Reduced Hepatic Function
A single 1-mg oral dose of alosetron was administered to 1 female and 5 male patients with moderate hepatic impairment (Child-Pugh score of 7 to 9) and to 1 female and 2 male patients with severe hepatic impairment (Child-Pugh score of >9). In comparison with historical data from healthy subjects, patients with severe hepatic impairment displayed higher systemic exposure to alosetron. The female with severe hepatic impairment displayed approximately 14-fold higher exposure, while the female with moderate hepatic impairment displayed approximately 1.6-fold higher exposure, than healthy females.
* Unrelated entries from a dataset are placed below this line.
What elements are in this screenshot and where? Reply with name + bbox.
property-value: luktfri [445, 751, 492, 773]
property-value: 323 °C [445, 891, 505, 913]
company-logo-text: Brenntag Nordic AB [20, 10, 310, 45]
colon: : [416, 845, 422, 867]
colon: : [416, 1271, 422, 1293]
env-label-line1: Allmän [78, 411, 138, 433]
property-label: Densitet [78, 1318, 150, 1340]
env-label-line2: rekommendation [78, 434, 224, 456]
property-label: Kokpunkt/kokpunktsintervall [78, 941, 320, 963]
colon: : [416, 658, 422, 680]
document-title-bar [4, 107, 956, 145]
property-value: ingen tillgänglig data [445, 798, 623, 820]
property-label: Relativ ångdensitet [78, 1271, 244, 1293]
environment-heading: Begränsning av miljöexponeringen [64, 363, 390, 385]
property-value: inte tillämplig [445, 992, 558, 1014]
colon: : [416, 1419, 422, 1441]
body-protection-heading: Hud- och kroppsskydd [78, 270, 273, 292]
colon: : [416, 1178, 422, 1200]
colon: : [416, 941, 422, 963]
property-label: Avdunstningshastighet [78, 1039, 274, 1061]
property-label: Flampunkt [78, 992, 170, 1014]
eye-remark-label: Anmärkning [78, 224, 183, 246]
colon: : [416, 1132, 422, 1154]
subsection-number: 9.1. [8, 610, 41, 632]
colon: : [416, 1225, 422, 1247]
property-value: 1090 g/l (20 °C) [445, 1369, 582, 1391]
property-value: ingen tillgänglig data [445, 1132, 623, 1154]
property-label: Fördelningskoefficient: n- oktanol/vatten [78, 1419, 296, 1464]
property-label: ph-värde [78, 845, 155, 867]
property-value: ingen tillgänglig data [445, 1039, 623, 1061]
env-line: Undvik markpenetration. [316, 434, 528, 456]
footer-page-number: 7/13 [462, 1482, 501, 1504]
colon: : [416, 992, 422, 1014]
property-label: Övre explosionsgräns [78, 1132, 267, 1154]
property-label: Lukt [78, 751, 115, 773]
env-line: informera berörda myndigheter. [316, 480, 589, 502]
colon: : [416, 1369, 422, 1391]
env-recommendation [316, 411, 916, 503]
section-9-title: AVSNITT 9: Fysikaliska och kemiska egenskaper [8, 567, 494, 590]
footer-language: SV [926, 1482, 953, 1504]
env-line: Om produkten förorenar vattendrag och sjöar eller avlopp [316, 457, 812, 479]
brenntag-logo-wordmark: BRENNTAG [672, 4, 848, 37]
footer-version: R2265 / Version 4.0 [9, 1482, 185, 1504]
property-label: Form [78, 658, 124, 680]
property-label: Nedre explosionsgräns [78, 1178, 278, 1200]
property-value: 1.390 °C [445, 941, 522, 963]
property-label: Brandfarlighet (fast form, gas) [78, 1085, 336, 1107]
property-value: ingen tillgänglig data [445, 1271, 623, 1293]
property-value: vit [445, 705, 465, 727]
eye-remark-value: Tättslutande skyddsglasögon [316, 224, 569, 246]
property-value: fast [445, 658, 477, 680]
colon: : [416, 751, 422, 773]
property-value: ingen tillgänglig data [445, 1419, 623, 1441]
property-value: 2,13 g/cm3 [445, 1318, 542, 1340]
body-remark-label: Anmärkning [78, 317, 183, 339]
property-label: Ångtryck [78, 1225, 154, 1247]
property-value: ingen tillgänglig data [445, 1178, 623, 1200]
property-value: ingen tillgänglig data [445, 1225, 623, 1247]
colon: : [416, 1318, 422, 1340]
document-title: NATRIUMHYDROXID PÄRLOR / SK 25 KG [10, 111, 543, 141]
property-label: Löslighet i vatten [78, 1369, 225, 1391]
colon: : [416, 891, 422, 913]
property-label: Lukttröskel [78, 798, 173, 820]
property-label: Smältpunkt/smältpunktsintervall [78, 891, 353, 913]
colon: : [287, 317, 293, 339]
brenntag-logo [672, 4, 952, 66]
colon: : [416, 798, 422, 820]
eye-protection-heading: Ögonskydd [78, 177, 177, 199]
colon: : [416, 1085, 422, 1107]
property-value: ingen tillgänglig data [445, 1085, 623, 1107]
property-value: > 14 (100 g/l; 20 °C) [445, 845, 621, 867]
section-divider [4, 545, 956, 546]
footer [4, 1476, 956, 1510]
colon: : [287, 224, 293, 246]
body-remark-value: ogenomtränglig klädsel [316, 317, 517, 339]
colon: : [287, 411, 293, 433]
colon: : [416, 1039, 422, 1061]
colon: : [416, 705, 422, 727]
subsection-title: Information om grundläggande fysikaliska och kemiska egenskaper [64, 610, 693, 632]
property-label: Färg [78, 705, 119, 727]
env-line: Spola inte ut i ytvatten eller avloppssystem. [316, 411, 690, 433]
Due to the small number of subjects and high intersubject variability in the pharmacokinetic findings, no definitive quantitative conclusions can be made. However, due to the greater exposure to alosetron in the female with severe hepatic impairment, alosetron should not be used in females with severe hepatic impairment (see CONTRAINDICATIONS, PRECAUTIONS: Hepatic Insufficiency, and DOSAGE AND ADMINISTRATION: Patients With Hepatic Impairment).
Reduced Renal Function
Renal impairment (creatinine clearance 4 to 56 mL/min) has no effect on the renal elimination of alosetron due to the minor contribution of this pathway to elimination. The effect of renal impairment on metabolite kinetics and the effect of end-stage renal disease have not been assessed (see DOSAGE AND ADMINISTRATION: Patients With Renal Impairment).
See CONTRAINDICATIONS and PRECAUTIONS: Drug Interactions.